A wind sprang up, mist wafting between Clara and where Mr. Forsythe had stood. When it cleared, he was gone.
Harvey rose, tail waving. He barked at the empty space then looked up at Clara in inquiry.
“Where the devil have you got to?” Alden’s voice rolled over them before he came crashing around the hedge. “There you both are. I thought I’d have to hunt for you again.”
“As I mentioned,” Clara said to Harvey, “he’s churlish when he’s worried.”
“I am not churlish, I am—” Alden broke off, but his scowl didn’t smooth. “What are you looking at?”
Clara peered into the space where Mr. Forsythe had been, half expecting him to pop back in with a humorous comment about Alden.
But he was gone. A breath of cool wind touched her cheek, and she thought she heard the whisper of laughter.
“Nothing,” she said. She turned, sliding her arm through the crook of Alden’s. “We should go home now.”
“We should, yes.” His voice softened. “I apologize, Clara. Thinking of Forsythe makes me melancholy, though it has become easier these days.”
“I must have been mistaken about seeing him,” Clara said, knowing Alden would never believe the truth. She laid her head against his shoulder. “We will always think of him, and remember him. He was a good man. A very good one.”
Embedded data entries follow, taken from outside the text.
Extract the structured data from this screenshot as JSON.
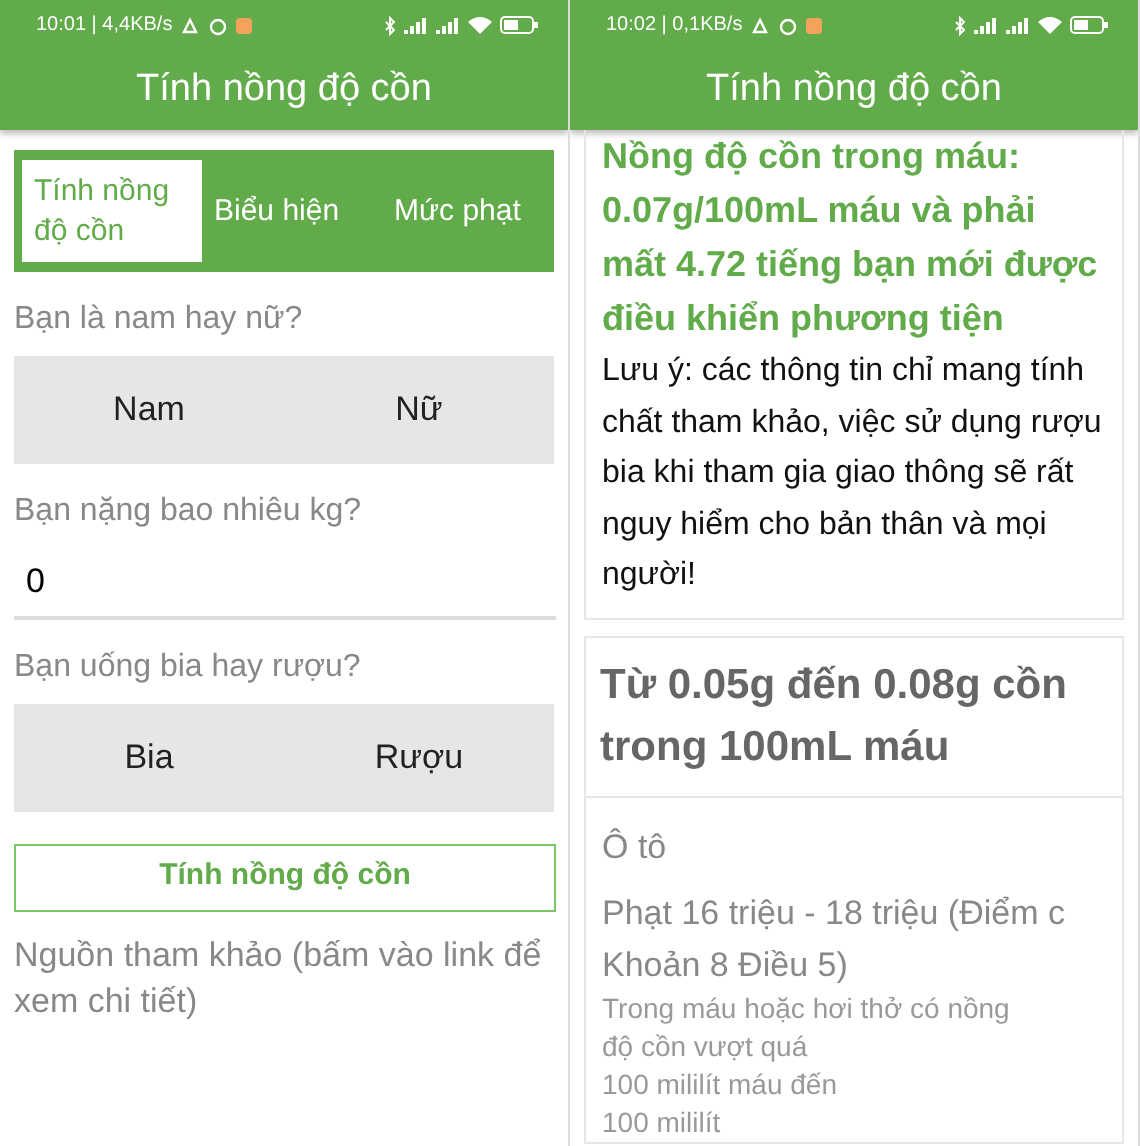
{
  "screens": [
    {
      "status_bar": {
        "time": "10:01 | 4,4KB/s"
      },
      "app_bar": {
        "title": "Tính nồng độ cồn"
      },
      "tabs": [
        {
          "label": "Tính nồng độ cồn",
          "selected": true
        },
        {
          "label": "Biểu hiện",
          "selected": false
        },
        {
          "label": "Mức phạt",
          "selected": false
        }
      ],
      "form": [
        {
          "kind": "choice",
          "label": "Bạn là nam hay nữ?",
          "options": [
            {
              "label": "Nam",
              "selected": false
            },
            {
              "label": "Nữ",
              "selected": false
            }
          ]
        },
        {
          "kind": "input",
          "label": "Bạn nặng bao nhiêu kg?",
          "value": "0"
        },
        {
          "kind": "choice",
          "label": "Bạn uống bia hay rượu?",
          "options": [
            {
              "label": "Bia",
              "selected": false
            },
            {
              "label": "Rượu",
              "selected": false
            }
          ]
        }
      ],
      "submit_button": "Tính nồng độ cồn",
      "source_note": "Nguồn tham khảo (bấm vào link để xem chi tiết)"
    },
    {
      "status_bar": {
        "time": "10:02 | 0,1KB/s"
      },
      "app_bar": {
        "title": "Tính nồng độ cồn"
      },
      "result_card": {
        "result": "Nồng độ cồn trong máu: 0.07g/100mL máu và phải mất 4.72 tiếng bạn mới được điều khiển phương tiện",
        "note": "Lưu ý: các thông tin chỉ mang tính chất tham khảo, việc sử dụng rượu bia khi tham gia giao thông sẽ rất nguy hiểm cho bản thân và mọi người!"
      },
      "penalty_card": {
        "heading": "Từ 0.05g đến 0.08g cồn trong 100mL máu",
        "vehicle": "Ô tô",
        "penalty": "Phạt 16 triệu - 18 triệu (Điểm c Khoản 8 Điều 5)",
        "detail_lines": [
          "Trong máu hoặc hơi thở có nồng",
          "độ cồn vượt quá",
          "100 mililít máu đến",
          "100 mililít"
        ]
      }
    }
  ]
}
“In his own way, yes, he was. A true friend.”
“If you’d like, I can ask my mother if she’ll plant a rosebush at his marker,” Clara said. “One in his favorite color. She can find roses of all shades, even blue and silver.”
Alden huffed a laugh. “He’d like the silver. Always had to be the epitome of fashion.”
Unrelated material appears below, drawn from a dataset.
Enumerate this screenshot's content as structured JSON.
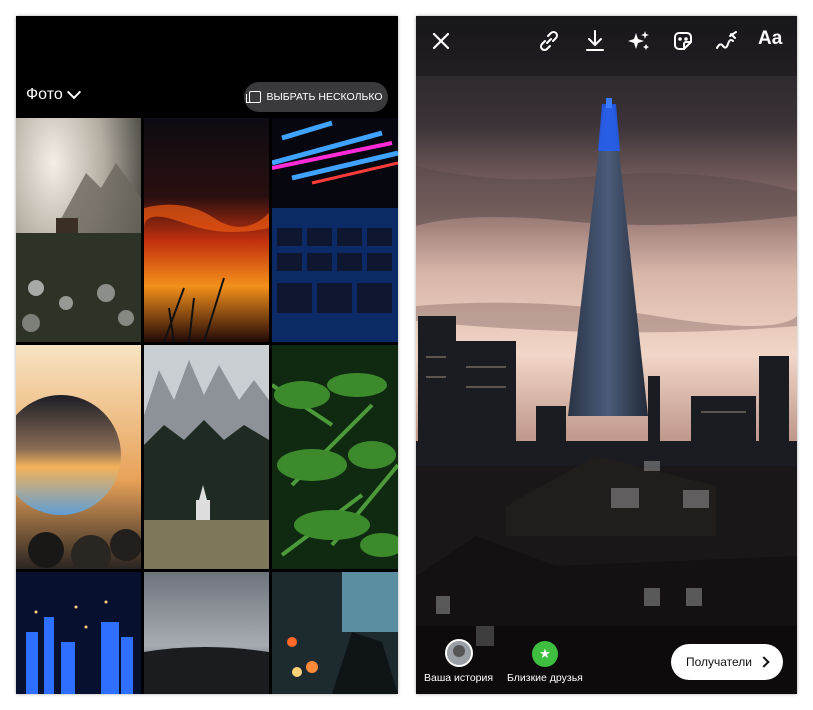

“Then he shall have it.” She took the leash Alden carried and hooked it to Harvey’s collar. “Shall we go?”
“A moment.” Alden turned Clara to him and pulled her to him for a heated kiss.
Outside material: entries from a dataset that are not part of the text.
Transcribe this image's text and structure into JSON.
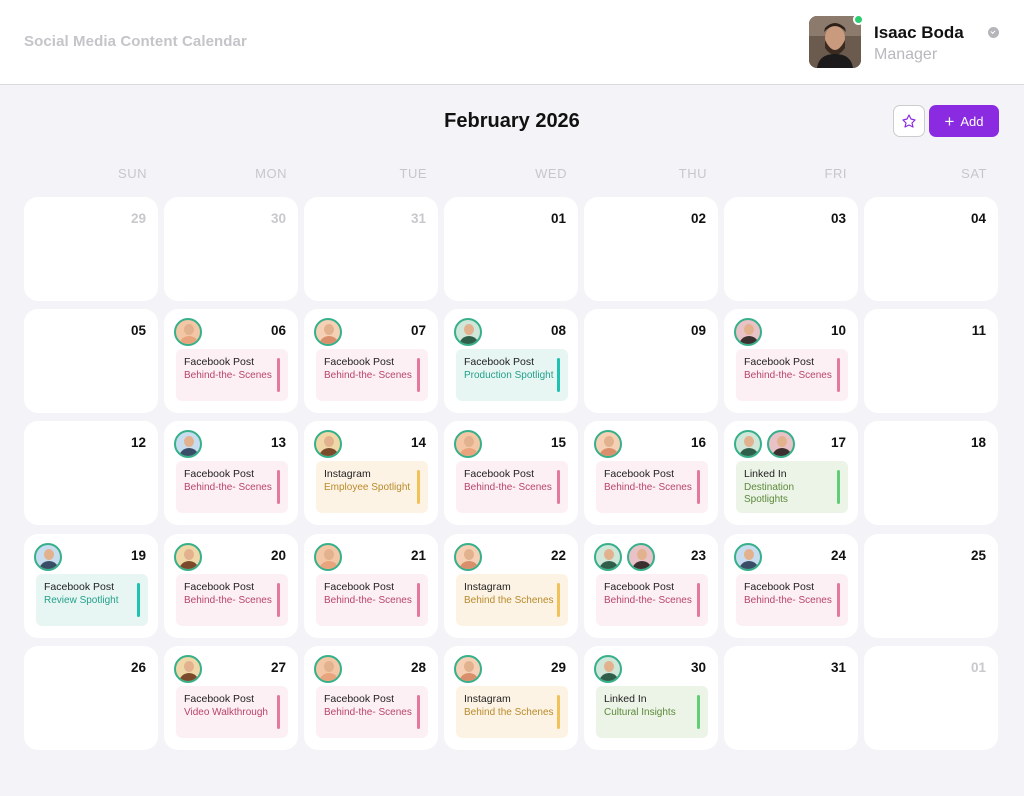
{
  "app": {
    "title": "Social Media Content Calendar"
  },
  "user": {
    "name": "Isaac Boda",
    "role": "Manager",
    "status_color": "#2ecc71"
  },
  "calendar": {
    "month_label": "February 2026",
    "add_label": "Add",
    "accent_color": "#8a2be2",
    "weekdays": [
      "SUN",
      "MON",
      "TUE",
      "WED",
      "THU",
      "FRI",
      "SAT"
    ],
    "weeks": [
      [
        {
          "day": "29",
          "muted": true,
          "avatars": 0,
          "event": null
        },
        {
          "day": "30",
          "muted": true,
          "avatars": 0,
          "event": null
        },
        {
          "day": "31",
          "muted": true,
          "avatars": 0,
          "event": null
        },
        {
          "day": "01",
          "muted": false,
          "avatars": 0,
          "event": null
        },
        {
          "day": "02",
          "muted": false,
          "avatars": 0,
          "event": null
        },
        {
          "day": "03",
          "muted": false,
          "avatars": 0,
          "event": null
        },
        {
          "day": "04",
          "muted": false,
          "avatars": 0,
          "event": null
        }
      ],
      [
        {
          "day": "05",
          "muted": false,
          "avatars": 0,
          "event": null
        },
        {
          "day": "06",
          "muted": false,
          "avatars": 1,
          "event": {
            "type": "Facebook Post",
            "title": "Behind-the- Scenes",
            "color": "pink"
          }
        },
        {
          "day": "07",
          "muted": false,
          "avatars": 1,
          "event": {
            "type": "Facebook Post",
            "title": "Behind-the- Scenes",
            "color": "pink"
          }
        },
        {
          "day": "08",
          "muted": false,
          "avatars": 1,
          "event": {
            "type": "Facebook Post",
            "title": "Production Spotlight",
            "color": "teal"
          }
        },
        {
          "day": "09",
          "muted": false,
          "avatars": 0,
          "event": null
        },
        {
          "day": "10",
          "muted": false,
          "avatars": 1,
          "event": {
            "type": "Facebook Post",
            "title": "Behind-the- Scenes",
            "color": "pink"
          }
        },
        {
          "day": "11",
          "muted": false,
          "avatars": 0,
          "event": null
        }
      ],
      [
        {
          "day": "12",
          "muted": false,
          "avatars": 0,
          "event": null
        },
        {
          "day": "13",
          "muted": false,
          "avatars": 1,
          "event": {
            "type": "Facebook Post",
            "title": "Behind-the- Scenes",
            "color": "pink"
          }
        },
        {
          "day": "14",
          "muted": false,
          "avatars": 1,
          "event": {
            "type": "Instagram",
            "title": "Employee Spotlight",
            "color": "yellow"
          }
        },
        {
          "day": "15",
          "muted": false,
          "avatars": 1,
          "event": {
            "type": "Facebook Post",
            "title": "Behind-the- Scenes",
            "color": "pink"
          }
        },
        {
          "day": "16",
          "muted": false,
          "avatars": 1,
          "event": {
            "type": "Facebook Post",
            "title": "Behind-the- Scenes",
            "color": "pink"
          }
        },
        {
          "day": "17",
          "muted": false,
          "avatars": 2,
          "event": {
            "type": "Linked In",
            "title": "Destination Spotlights",
            "color": "green"
          }
        },
        {
          "day": "18",
          "muted": false,
          "avatars": 0,
          "event": null
        }
      ],
      [
        {
          "day": "19",
          "muted": false,
          "avatars": 1,
          "event": {
            "type": "Facebook Post",
            "title": "Review Spotlight",
            "color": "teal"
          }
        },
        {
          "day": "20",
          "muted": false,
          "avatars": 1,
          "event": {
            "type": "Facebook Post",
            "title": "Behind-the- Scenes",
            "color": "pink"
          }
        },
        {
          "day": "21",
          "muted": false,
          "avatars": 1,
          "event": {
            "type": "Facebook Post",
            "title": "Behind-the- Scenes",
            "color": "pink"
          }
        },
        {
          "day": "22",
          "muted": false,
          "avatars": 1,
          "event": {
            "type": "Instagram",
            "title": "Behind the Schenes",
            "color": "yellow"
          }
        },
        {
          "day": "23",
          "muted": false,
          "avatars": 2,
          "event": {
            "type": "Facebook Post",
            "title": "Behind-the- Scenes",
            "color": "pink"
          }
        },
        {
          "day": "24",
          "muted": false,
          "avatars": 1,
          "event": {
            "type": "Facebook Post",
            "title": "Behind-the- Scenes",
            "color": "pink"
          }
        },
        {
          "day": "25",
          "muted": false,
          "avatars": 0,
          "event": null
        }
      ],
      [
        {
          "day": "26",
          "muted": false,
          "avatars": 0,
          "event": null
        },
        {
          "day": "27",
          "muted": false,
          "avatars": 1,
          "event": {
            "type": "Facebook Post",
            "title": "Video Walkthrough",
            "color": "pink"
          }
        },
        {
          "day": "28",
          "muted": false,
          "avatars": 1,
          "event": {
            "type": "Facebook Post",
            "title": "Behind-the- Scenes",
            "color": "pink"
          }
        },
        {
          "day": "29",
          "muted": false,
          "avatars": 1,
          "event": {
            "type": "Instagram",
            "title": "Behind the Schenes",
            "color": "yellow"
          }
        },
        {
          "day": "30",
          "muted": false,
          "avatars": 1,
          "event": {
            "type": "Linked In",
            "title": "Cultural Insights",
            "color": "green"
          }
        },
        {
          "day": "31",
          "muted": false,
          "avatars": 0,
          "event": null
        },
        {
          "day": "01",
          "muted": true,
          "avatars": 0,
          "event": null
        }
      ]
    ]
  }
}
It went on, that kiss. Alden explored her mouth, tangling with her tongue. Clara clung to him, her blood warming, the cold of the night receding.
She heard laughter again, and possibly a whisper.Well done.
When the kiss ended, Alden brushed back a lock of Clara’s hair. “Let us go home, my love.”
It would be a true home, Clara thought as they turned their steps toward the gate. With Alden and Harvey, her family not far away, and surrounded by the wild beauty of the Heath.
They emerged from Highgate not long later, the mists fleeing as they strode down the hill toward the bonfires and revelry. Warm cottages lay on the edge of the Heath, with the welcoming lights of home.
Behind her, Clara heard the creak of a gate, and then a sigh, one of release and contentment.
Alden pulled her to him again for another kiss, then they broke apart as Harvey yanked them on, trying to make for the Griffin cottage and his late supper.
Clara laughed, and Alden’s rang with hers, as they ran with him for home.